Withdrawing Money From an Inherited IRA
My brother passed away, and I am the beneficiary of his traditional IRA. What are my options for withdrawing the money, and how will the money be taxed?
Your distribution choices depend on whether your brother had begun taking required minimum distributions from the account. If he was older than 70½, the age that triggers mandatory distributions, you have two choices: You can continue to take annual withdrawals based on your brother’s withdrawal schedule, or you can take withdrawals based on your own life expectancy. If he died this year, you have until the end of 2012 to decide.
If you are younger than your brother, take the distributions over your longer life expectancy to minimize your annual distributions, which are taxable, and allow the balance to continue to grow in the tax-deferred account. (You can always withdraw more than the minimum required amount.) See IRS Publication 590, Individual Retirement Arrangements, for details.
If your brother had not yet started to take required minimum distributions, you can either take annual withdrawals based on your own life expectancy or withdraw all funds in the account by the end of the fifth calendar year after his death. The entire amount (except for any nondeductible contributions) will be taxable at the time of withdrawal.
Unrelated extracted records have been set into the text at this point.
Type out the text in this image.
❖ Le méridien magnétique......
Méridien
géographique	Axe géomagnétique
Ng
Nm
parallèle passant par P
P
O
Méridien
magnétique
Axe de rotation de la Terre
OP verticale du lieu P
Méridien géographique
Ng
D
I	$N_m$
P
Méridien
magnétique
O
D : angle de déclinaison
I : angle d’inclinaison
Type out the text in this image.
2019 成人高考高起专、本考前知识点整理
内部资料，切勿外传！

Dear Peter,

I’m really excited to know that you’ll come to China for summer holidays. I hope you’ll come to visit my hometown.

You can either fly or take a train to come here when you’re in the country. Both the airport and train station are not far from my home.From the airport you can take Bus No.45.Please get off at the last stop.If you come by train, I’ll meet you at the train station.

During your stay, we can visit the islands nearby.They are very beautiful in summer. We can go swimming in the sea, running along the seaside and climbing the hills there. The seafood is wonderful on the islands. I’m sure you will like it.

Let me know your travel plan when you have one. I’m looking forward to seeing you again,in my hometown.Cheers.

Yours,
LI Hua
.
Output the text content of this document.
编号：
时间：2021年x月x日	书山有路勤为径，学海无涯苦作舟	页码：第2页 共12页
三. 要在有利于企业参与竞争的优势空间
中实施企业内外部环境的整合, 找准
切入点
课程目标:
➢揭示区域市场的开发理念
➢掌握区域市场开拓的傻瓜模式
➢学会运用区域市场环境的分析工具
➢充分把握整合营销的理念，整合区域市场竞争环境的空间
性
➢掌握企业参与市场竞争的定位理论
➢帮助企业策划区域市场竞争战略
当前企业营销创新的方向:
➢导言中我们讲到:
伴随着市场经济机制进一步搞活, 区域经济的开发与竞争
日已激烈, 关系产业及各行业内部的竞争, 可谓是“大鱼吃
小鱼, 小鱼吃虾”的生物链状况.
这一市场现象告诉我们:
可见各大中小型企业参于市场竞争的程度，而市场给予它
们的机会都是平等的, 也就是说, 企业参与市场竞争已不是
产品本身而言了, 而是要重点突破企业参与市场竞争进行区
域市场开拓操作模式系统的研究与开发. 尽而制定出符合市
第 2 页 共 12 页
Spouses who inherit a traditional IRA have additional distribution options. They can treat the inherited IRA as their own, rolling over the money into their IRA, which would subject them to all the usual contribution and distribution rules and age limits. Or, a surviving spouse can elect to be treated as a nonspouse beneficiary, allowing her to take distributions from the inherited IRA over her lifetime, starting in the year after the original owner’s death. That could be a good choice for someone who is younger than 59½ to avoid the early distribution penalties she might incur if she rolled the inherited IRA into her own account.